The National Oceanic and Atmospheric Administration (NOAA) has released the first images from the GOES-18 weather satellite. The images were taken on May 5th and show the capabilities of the GOES Advanced Baseline Imager (ABI) 16 channels.
The first four are visible and near-infrared, and the next ten are infrared. Data from the ABI is used for a variety of applications from severe weather warnings and short-term forecasts to wildfire and volcano monitoring and turbulence detection. Images can also be combined to highlight areas of interest.
GOES-18 was launched on March 1st as a replacement for the ailing GOES West satellite. The GOES satellites orbit the Earth at an altitude of 22,236 miles above the equator. From this vantage point, the satellites can monitor the same area and track weather systems as they happen.

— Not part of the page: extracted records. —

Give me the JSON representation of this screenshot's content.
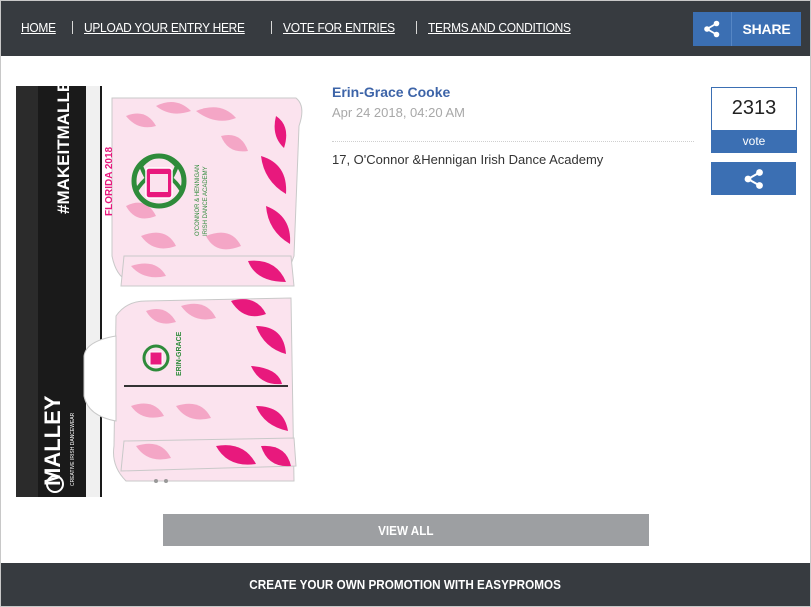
{
  "nav": {
    "items": [
      "HOME",
      "UPLOAD YOUR ENTRY HERE",
      "VOTE FOR ENTRIES",
      "TERMS AND CONDITIONS"
    ],
    "share_label": "SHARE"
  },
  "entry": {
    "name": "Erin-Grace Cooke",
    "date": "Apr 24 2018, 04:20 AM",
    "description": "17, O'Connor &Hennigan Irish Dance Academy",
    "votes": "2313",
    "vote_label": "vote",
    "image": {
      "hashtag": "#MAKEITMALLEY",
      "brand": "MALLEY",
      "brand_tagline": "CREATIVE IRISH DANCEWEAR",
      "event": "FLORIDA 2018",
      "academy_line1": "O'CONNOR & HENNIGAN",
      "academy_line2": "IRISH DANCE ACADEMY",
      "name_on_jacket": "ERIN-GRACE"
    }
  },
  "view_all_label": "VIEW ALL",
  "footer_text": "CREATE YOUR OWN PROMOTION WITH EASYPROMOS",
  "colors": {
    "nav_bg": "#373b40",
    "accent_blue": "#3b6fb3",
    "link_blue": "#3d64a8",
    "pink": "#e8197d",
    "light_pink": "#f6c9dc",
    "green": "#2e8b3a",
    "view_all_gray": "#9d9fa2"
  }
}
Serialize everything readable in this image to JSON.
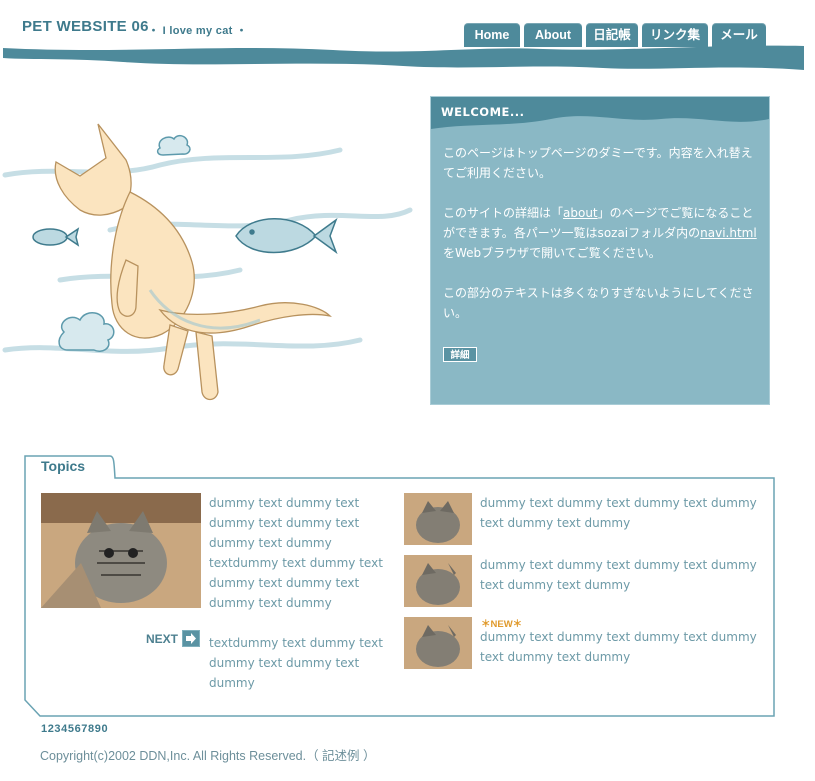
{
  "header": {
    "site_title": "PET WEBSITE 06",
    "tagline": "・ I love my cat ・",
    "nav": [
      "Home",
      "About",
      "日記帳",
      "リンク集",
      "メール"
    ]
  },
  "welcome": {
    "title": "WELCOME...",
    "p1": "このページはトップページのダミーです。内容を入れ替えてご利用ください。",
    "p2_pre": "このサイトの詳細は「",
    "p2_link1": "about",
    "p2_mid": "」のページでご覧になることができます。各パーツ一覧はsozaiフォルダ内の",
    "p2_link2": "navi.html",
    "p2_post": "をWebブラウザで開いてご覧ください。",
    "p3": "この部分のテキストは多くなりすぎないようにしてください。",
    "detail_button": "詳細"
  },
  "topics": {
    "label": "Topics",
    "main_text": "dummy text dummy text dummy text dummy text dummy text dummy textdummy text dummy text dummy text dummy text dummy text dummy",
    "next_label": "NEXT",
    "next_text": "textdummy text dummy text dummy text dummy text dummy",
    "items": [
      {
        "text": "dummy text dummy text dummy text dummy text dummy text dummy"
      },
      {
        "text": "dummy text dummy text dummy text dummy text dummy text dummy"
      },
      {
        "text": "dummy text dummy text dummy text dummy text dummy text dummy"
      }
    ],
    "new_badge": "＊NEW＊"
  },
  "footer": {
    "pager": "1234567890",
    "copyright": "Copyright(c)2002 DDN,Inc. All Rights Reserved.（ 記述例 ）"
  },
  "colors": {
    "accent": "#4e8a9b",
    "welcome_bg": "#8ab8c5",
    "new_badge": "#e09a2c"
  }
}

NOAA reports that so far, the GOES-18 satellite is healthy and is still undergoing post launch testing and calibration of instruments. The cooling system in the ABI unit is performing well, and no signs of the issue that affected the GOES West ABI have shown up. The cooling system was redesigned for GOES-18.
In late summer of this year, GOES-18 will assist in GOES West operations, and again in early fall. If all goes well, by early 2023 NOAA will make GOES-18 the new GOES West. GOES-17 will then be placed into on-orbit storage.